Advertisement

Tears in the City

Share

She remembers with the clarity of grief every word the policeman spoke.

He said, “We’re very sorry to inform you there’s been a homicide. Your daughter, Melissa, has been killed.”

It was early on a Sunday morning in the autumn of the year.

Geraldine Kennon stared at the telephone as though it were a weapon of the devil and replied in desperation, “Maybe she can live. Keep her in the hospital.”

“We’re terribly sorry,” the policeman said. “She’s no longer living.”

Later, she would recall his gentleness, but at the moment, swept up in a vortex of emotions, she could only scream, “No, no, no!

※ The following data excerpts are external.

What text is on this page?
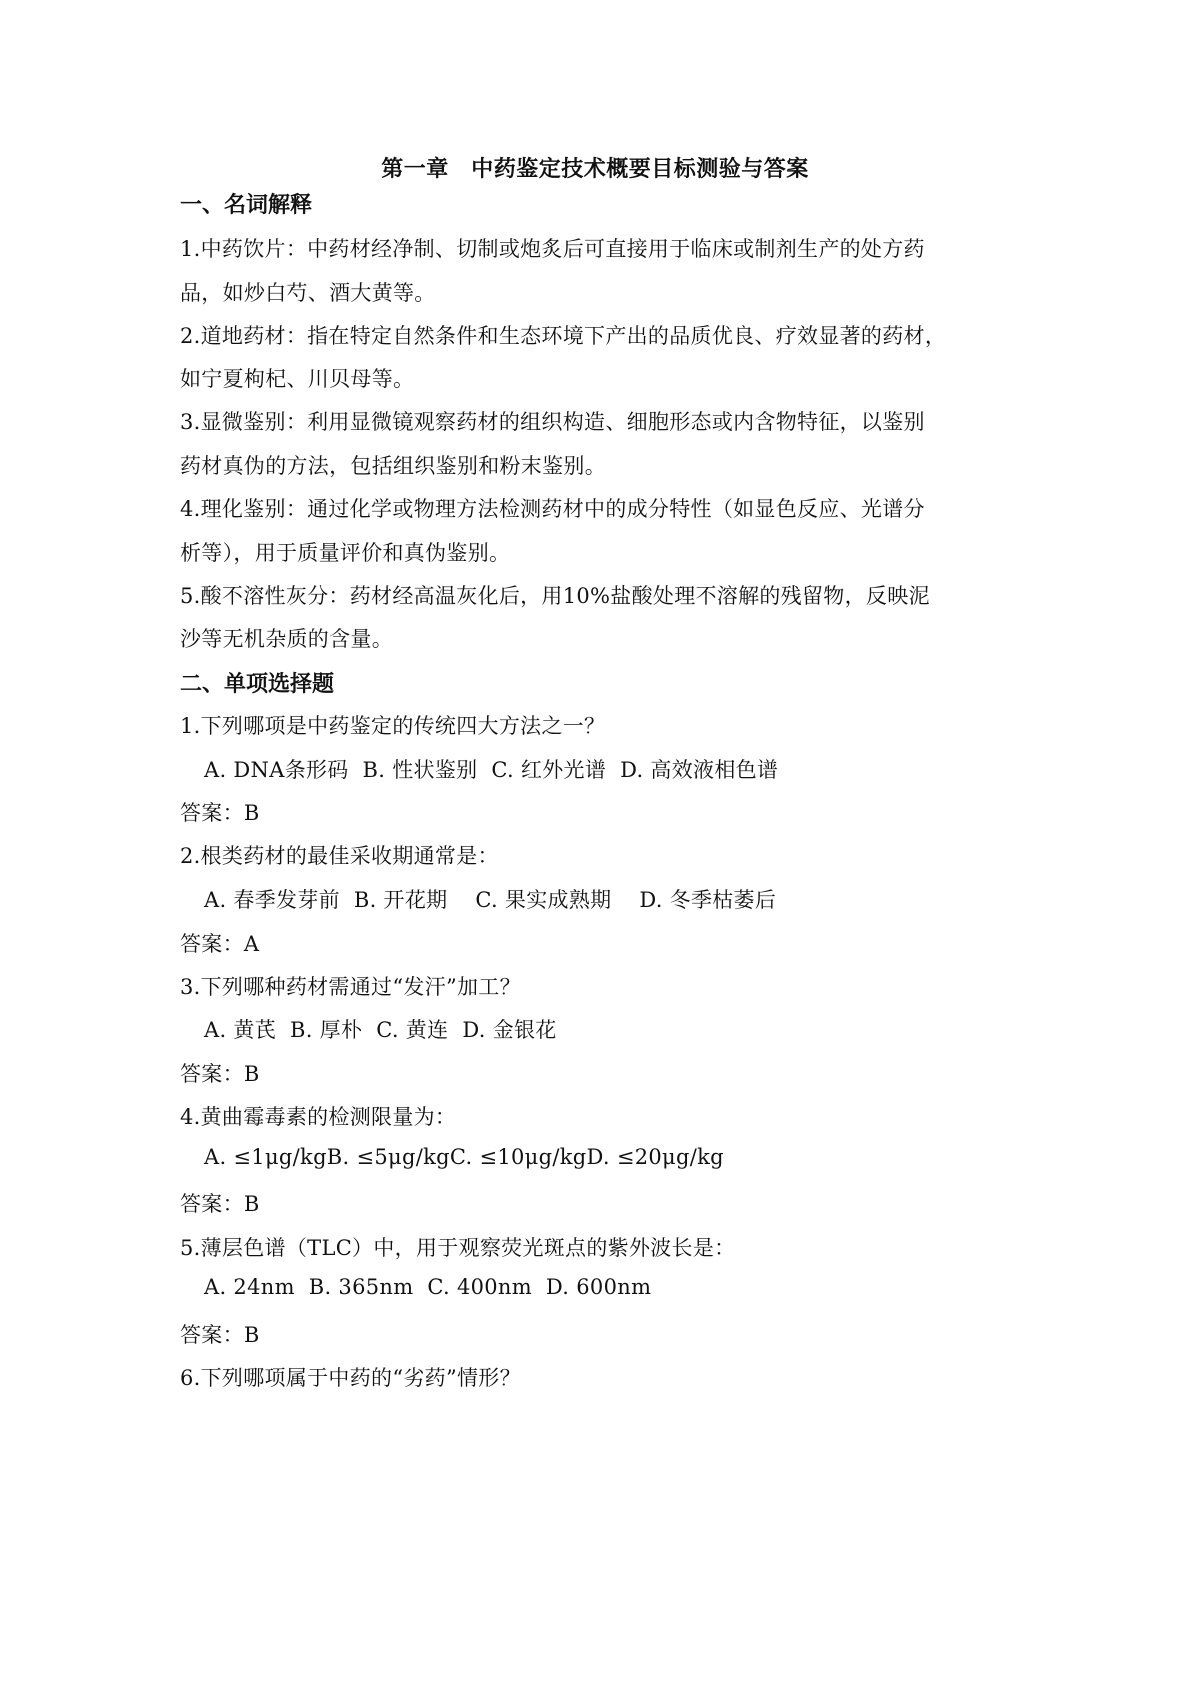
第一章　中药鉴定技术概要目标测验与答案
一、名词解释
1.中药饮片：中药材经净制、切制或炮炙后可直接用于临床或制剂生产的处方药
品，如炒白芍、酒大黄等。
2.道地药材：指在特定自然条件和生态环境下产出的品质优良、疗效显著的药材，
如宁夏枸杞、川贝母等。
3.显微鉴别：利用显微镜观察药材的组织构造、细胞形态或内含物特征，以鉴别
药材真伪的方法，包括组织鉴别和粉末鉴别。
4.理化鉴别：通过化学或物理方法检测药材中的成分特性（如显色反应、光谱分
析等），用于质量评价和真伪鉴别。
5.酸不溶性灰分：药材经高温灰化后，用10%盐酸处理不溶解的残留物，反映泥
沙等无机杂质的含量。
二、单项选择题
1.下列哪项是中药鉴定的传统四大方法之一？
A. DNA条形码  B. 性状鉴别  C. 红外光谱  D. 高效液相色谱
答案：B
2.根类药材的最佳采收期通常是：
A. 春季发芽前  B. 开花期    C. 果实成熟期    D. 冬季枯萎后
答案：A
3.下列哪种药材需通过“发汗”加工？
A. 黄芪  B. 厚朴  C. 黄连  D. 金银花
答案：B
4.黄曲霉毒素的检测限量为：
A. ≤1μg/kgB. ≤5μg/kgC. ≤10μg/kgD. ≤20μg/kg
答案：B
5.薄层色谱（TLC）中，用于观察荧光斑点的紫外波长是：
A. 24nm  B. 365nm  C. 400nm  D. 600nm
答案：B
6.下列哪项属于中药的“劣药”情形？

Take it back! Please no! Don’t tell me that!”

And then she cried.

As I spoke to her the other day, the tears returned. I had taken her back to that terrible moment five years ago when Melissa, then 21, was raped and stabbed 27 times.

Advertisement

Her killer was caught, quite literally, with blood on his hands and is in state prison.

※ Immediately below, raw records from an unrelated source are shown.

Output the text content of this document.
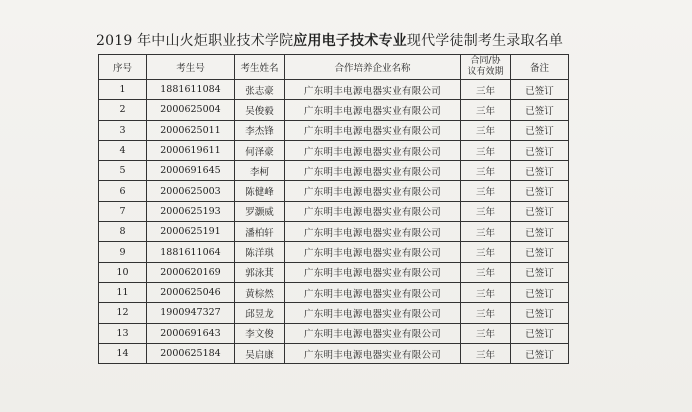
2019 年中山火炬职业技术学院应用电子技术专业现代学徒制考生录取名单
序号	考生号	考生姓名	合作培养企业名称	合同/协
议有效期	备注
1	1881611084	张志豪	广东明丰电源电器实业有限公司	三年	已签订
2	2000625004	吴俊毅	广东明丰电源电器实业有限公司	三年	已签订
3	2000625011	李杰锋	广东明丰电源电器实业有限公司	三年	已签订
4	2000619611	何泽豪	广东明丰电源电器实业有限公司	三年	已签订
5	2000691645	李柯	广东明丰电源电器实业有限公司	三年	已签订
6	2000625003	陈健峰	广东明丰电源电器实业有限公司	三年	已签订
7	2000625193	罗灏威	广东明丰电源电器实业有限公司	三年	已签订
8	2000625191	潘柏轩	广东明丰电源电器实业有限公司	三年	已签订
9	1881611064	陈洋琪	广东明丰电源电器实业有限公司	三年	已签订
10	2000620169	郭泳萁	广东明丰电源电器实业有限公司	三年	已签订
11	2000625046	黄棕然	广东明丰电源电器实业有限公司	三年	已签订
12	1900947327	邱昱龙	广东明丰电源电器实业有限公司	三年	已签订
13	2000691643	李文俊	广东明丰电源电器实业有限公司	三年	已签订
14	2000625184	吴启康	广东明丰电源电器实业有限公司	三年	已签订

But the punishment will never obliterate Kennon’s pain. “I have been given a life sentence,” she says, “and there’s no time off for good behavior. My heart is ashes.”

Geraldine Kennon will never be the energetic, optimistic person she was before Oct. 4, 1987. That day, like a Sunday made in hell, will never end. The memory will never set.

Something inside her died that autumn. . . .

Her story was one of many that have come to me in the wake of last week’s column on violence in Los Angeles.

Kennon lives in Topanga. Others talked about their murdered children from other parts of the city. Ophelia Gasca wept for her dead son--her baby--in Arleta. Missy Zeitsoff cried for her child in Malibu.

The calls and letters came from Beverly Hills and Whittier, from Encino and Pomona, from Hollywood and East L.A.

Never have I received such response on the basis of one column.

I talked to relatives of victims, frightened and angry citizens, policemen and, in one case, to a young man named Edain Velasquez, a straight-A student, who walks the streets today with a bullet still lodged in his head.

Advertisement

Velasquez was playing tennis with a friend in Boyle Heights across the street from his home when he was shot for no reason by a passerby. The bullet severed an optic nerve and blinded his left eye.

Now he needs almost $40,000 the family doesn’t have for surgery to remove the bullet.

This is no gangbanger, but a kid with more plaques and scrolls for outstanding achievement than most students gather in a lifetime. He was challenging no one, threatening no one. He was playing tennis.

“I don’t know what it will take to stop the violence that is tearing this city apart,” one letter-writer said. “Maybe we ought to call in a U.N. Peace Keeping Force. . . .”

“If there ever was a time for vigilantism,” a woman said over the phone, “now may be it. Forget the old west. This is the new west and it’s every bit as deadly.”

“We live,” the critic Henry Beston once wrote with exquisite irony, “in the neon glow of comfort and violence.”

“Oddly,” a police captain says, “people become apathetic when crime becomes too overwhelming to deal with. When a cop shoots someone by accident, it’s a major, major event. But there’s no uproar at all when 263 people are murdered in a month.”

Advertisement

I asked in that column last week, what the hell are we going to do about it? Lie there and die? Stain every street in L.A. red with our blood?

No one seems to know, not really. The callers didn’t know. The letter-writers didn’t know. The police captain didn’t know. I called the mayor’s office to ask.

His press representative said the mayor was horrified. She said he’s working hard to pass measures that would increase the size of the Police Department and improve communications.

If Tom Bradley is outraged, it didn’t come through.

“Terrible and frightening acts have made their way into my nice community,” a woman wrote from Hacienda Heights. “Just two weeks ago there was a killing a few blocks from my home.” Her rage did come through: “I WANT SOMEONE TO DO SOMETHING ABOUT IT!”

Years ago I wrote a book called “Rising Voices.” I said that society changes only when people shout. Voices must rise. They begin with a whisper and build to a crescendo. Maybe it’s beginning in L.A. I hear whispers.

But only when a roar of protest reaches the chambers of municipal government will something, anything, be done. Only then will it mute the sobbing of those who cry for murdered children.

Only then will Geraldine Kennon begin to heal.